Aussies and Southerners most ashamed of their accents

Trimac20   Fri May 15, 2009 1:48 am GMT
I'm talking about a sizeable majority of younger (sub 30) speakers. Many are of course proud of it, but even then, they kind of 'neutralize' some of the broader characteristics of each accents. In contrast I notice the English accents, Irish and Scottish as healthy as ever. Their speakers seem more than happy to speak them broadly. I think it's related to the association between Australian and Southern with classlessness and parochialism.
Uriel   Sat May 16, 2009 8:01 am GMT
Can't speak for Australians, but in the US, Southern accents are often disliked and stigmatized by non-Southerners. So Southerners get a lot of flak for having them. Which might explain it. Southern society also strikes me as MORE class-conscious than mainstream American society.

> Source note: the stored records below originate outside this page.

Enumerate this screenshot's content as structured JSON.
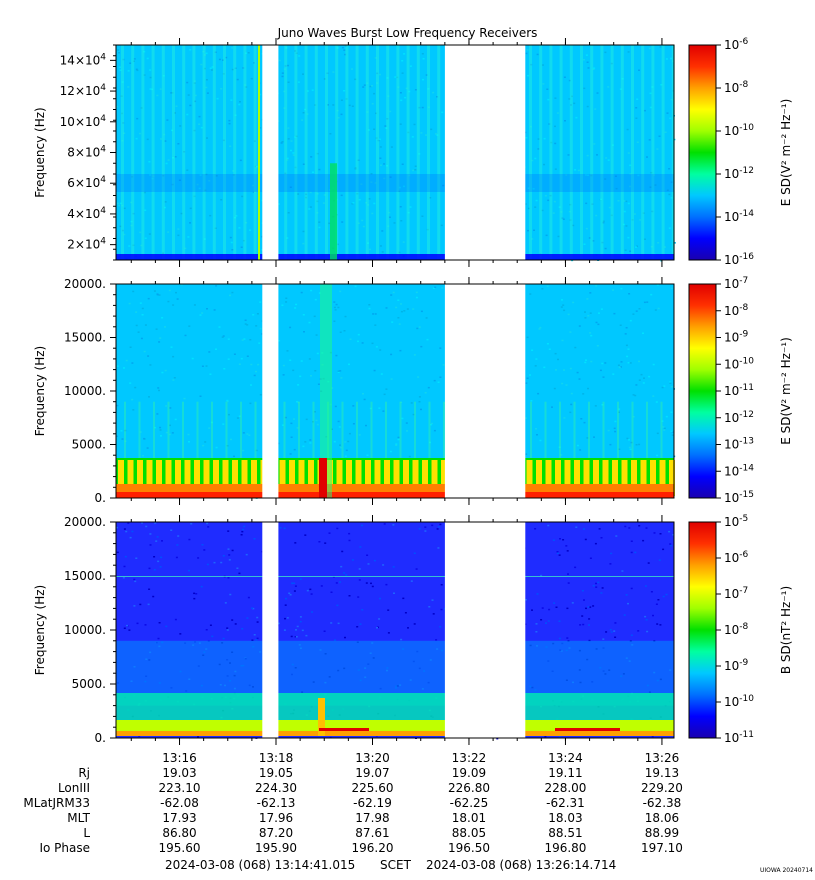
{
  "chart_data": [
    {
      "type": "heatmap",
      "title": "Juno Waves Burst Low Frequency Receivers",
      "ylabel": "Frequency (Hz)",
      "ylim": [
        10000,
        150000
      ],
      "yticks": [
        20000,
        40000,
        60000,
        80000,
        100000,
        120000,
        140000
      ],
      "ytick_labels": [
        [
          "2",
          "4"
        ],
        [
          "4",
          "4"
        ],
        [
          "6",
          "4"
        ],
        [
          "8",
          "4"
        ],
        [
          "10",
          "4"
        ],
        [
          "12",
          "4"
        ],
        [
          "14",
          "4"
        ]
      ],
      "xlim": [
        "13:14:41",
        "13:26:15"
      ],
      "colorbar": {
        "label": "E SD(V² m⁻² Hz⁻¹)",
        "scale": "log",
        "range": [
          1e-16,
          1e-06
        ],
        "tick_labels": [
          "10^-6",
          "10^-8",
          "10^-10",
          "10^-12",
          "10^-14",
          "10^-16"
        ]
      },
      "data_gaps": [
        [
          "13:17:43",
          "13:18:03"
        ],
        [
          "13:21:30",
          "13:23:10"
        ]
      ]
    },
    {
      "type": "heatmap",
      "ylabel": "Frequency (Hz)",
      "ylim": [
        0,
        20000
      ],
      "yticks": [
        0,
        5000,
        10000,
        15000,
        20000
      ],
      "ytick_labels": [
        "0.",
        "5000.",
        "10000.",
        "15000.",
        "20000."
      ],
      "xlim": [
        "13:14:41",
        "13:26:15"
      ],
      "colorbar": {
        "label": "E SD(V² m⁻² Hz⁻¹)",
        "scale": "log",
        "range": [
          1e-15,
          1e-07
        ],
        "tick_labels": [
          "10^-7",
          "10^-8",
          "10^-9",
          "10^-10",
          "10^-11",
          "10^-12",
          "10^-13",
          "10^-14",
          "10^-15"
        ]
      },
      "data_gaps": [
        [
          "13:17:43",
          "13:18:03"
        ],
        [
          "13:21:30",
          "13:23:10"
        ]
      ]
    },
    {
      "type": "heatmap",
      "ylabel": "Frequency (Hz)",
      "ylim": [
        0,
        20000
      ],
      "yticks": [
        0,
        5000,
        10000,
        15000,
        20000
      ],
      "ytick_labels": [
        "0.",
        "5000.",
        "10000.",
        "15000.",
        "20000."
      ],
      "xlim": [
        "13:14:41",
        "13:26:15"
      ],
      "colorbar": {
        "label": "B SD(nT² Hz⁻¹)",
        "scale": "log",
        "range": [
          1e-11,
          0.0001
        ],
        "tick_labels": [
          "10^-5",
          "10^-6",
          "10^-7",
          "10^-8",
          "10^-9",
          "10^-10",
          "10^-11"
        ]
      },
      "data_gaps": [
        [
          "13:17:43",
          "13:18:03"
        ],
        [
          "13:21:30",
          "13:23:10"
        ]
      ]
    }
  ],
  "xaxis": {
    "tick_labels": [
      "13:16",
      "13:18",
      "13:20",
      "13:22",
      "13:24",
      "13:26"
    ]
  },
  "ephemeris": {
    "labels": [
      "Rj",
      "LonIII",
      "MLatJRM33",
      "MLT",
      "L",
      "Io Phase"
    ],
    "rows": [
      [
        "19.03",
        "19.05",
        "19.07",
        "19.09",
        "19.11",
        "19.13"
      ],
      [
        "223.10",
        "224.30",
        "225.60",
        "226.80",
        "228.00",
        "229.20"
      ],
      [
        "-62.08",
        "-62.13",
        "-62.19",
        "-62.25",
        "-62.31",
        "-62.38"
      ],
      [
        "17.93",
        "17.96",
        "17.98",
        "18.01",
        "18.03",
        "18.06"
      ],
      [
        "86.80",
        "87.20",
        "87.61",
        "88.05",
        "88.51",
        "88.99"
      ],
      [
        "195.60",
        "195.90",
        "196.20",
        "196.50",
        "196.80",
        "197.10"
      ]
    ]
  },
  "footer": {
    "start": "2024-03-08 (068) 13:14:41.015",
    "scet": "SCET",
    "end": "2024-03-08 (068) 13:26:14.714",
    "stamp": "UIOWA 20240714"
  },
  "colors": {
    "background": "#ffffff",
    "colormap": [
      "#1a00b0",
      "#0000ff",
      "#0070ff",
      "#00c8ff",
      "#00ffa0",
      "#00e000",
      "#a0ff00",
      "#ffff00",
      "#ffa000",
      "#ff3000",
      "#e00000"
    ]
  }
}
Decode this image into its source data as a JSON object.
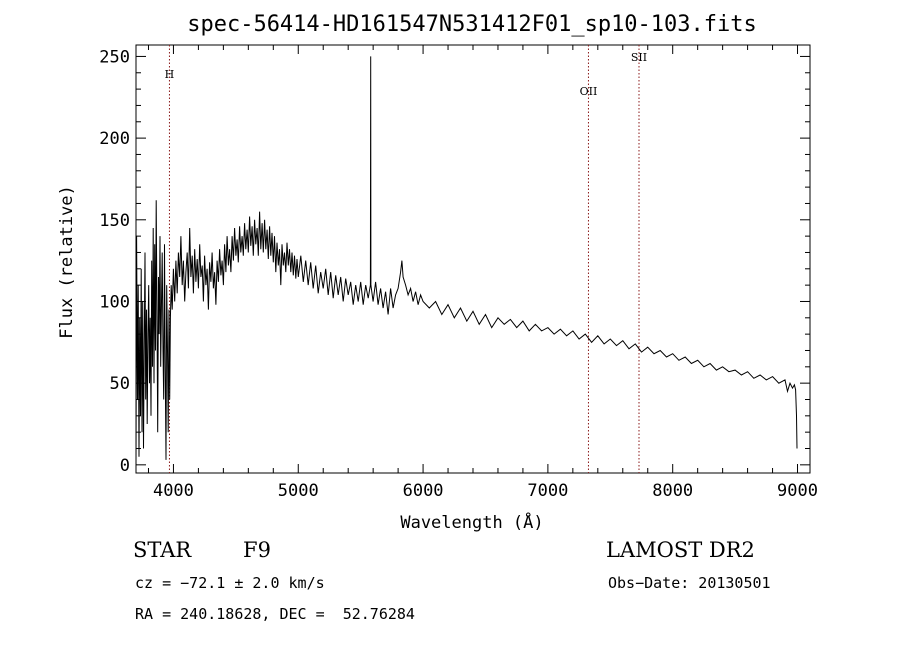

Travis   Sat May 16, 2009 8:21 am GMT
One thing, though, is that there seems to be a lot of internalization of such stigmatization in the South itself today, such that many Southerners seem to have gone out of their way to adopt more General American-like language varieties and have come to look down on Southern dialects themselves. This is in contrast to, say, here in the Upper Midwest today, where our dialects can be quite broad by American standards but which we have no internalized stigmatization of; actually, we have in many ways lost our past stigmatization of more divergent forms that we once had here, as the zero-generation European immigrant population whose speech was often ridiculed has largely died out.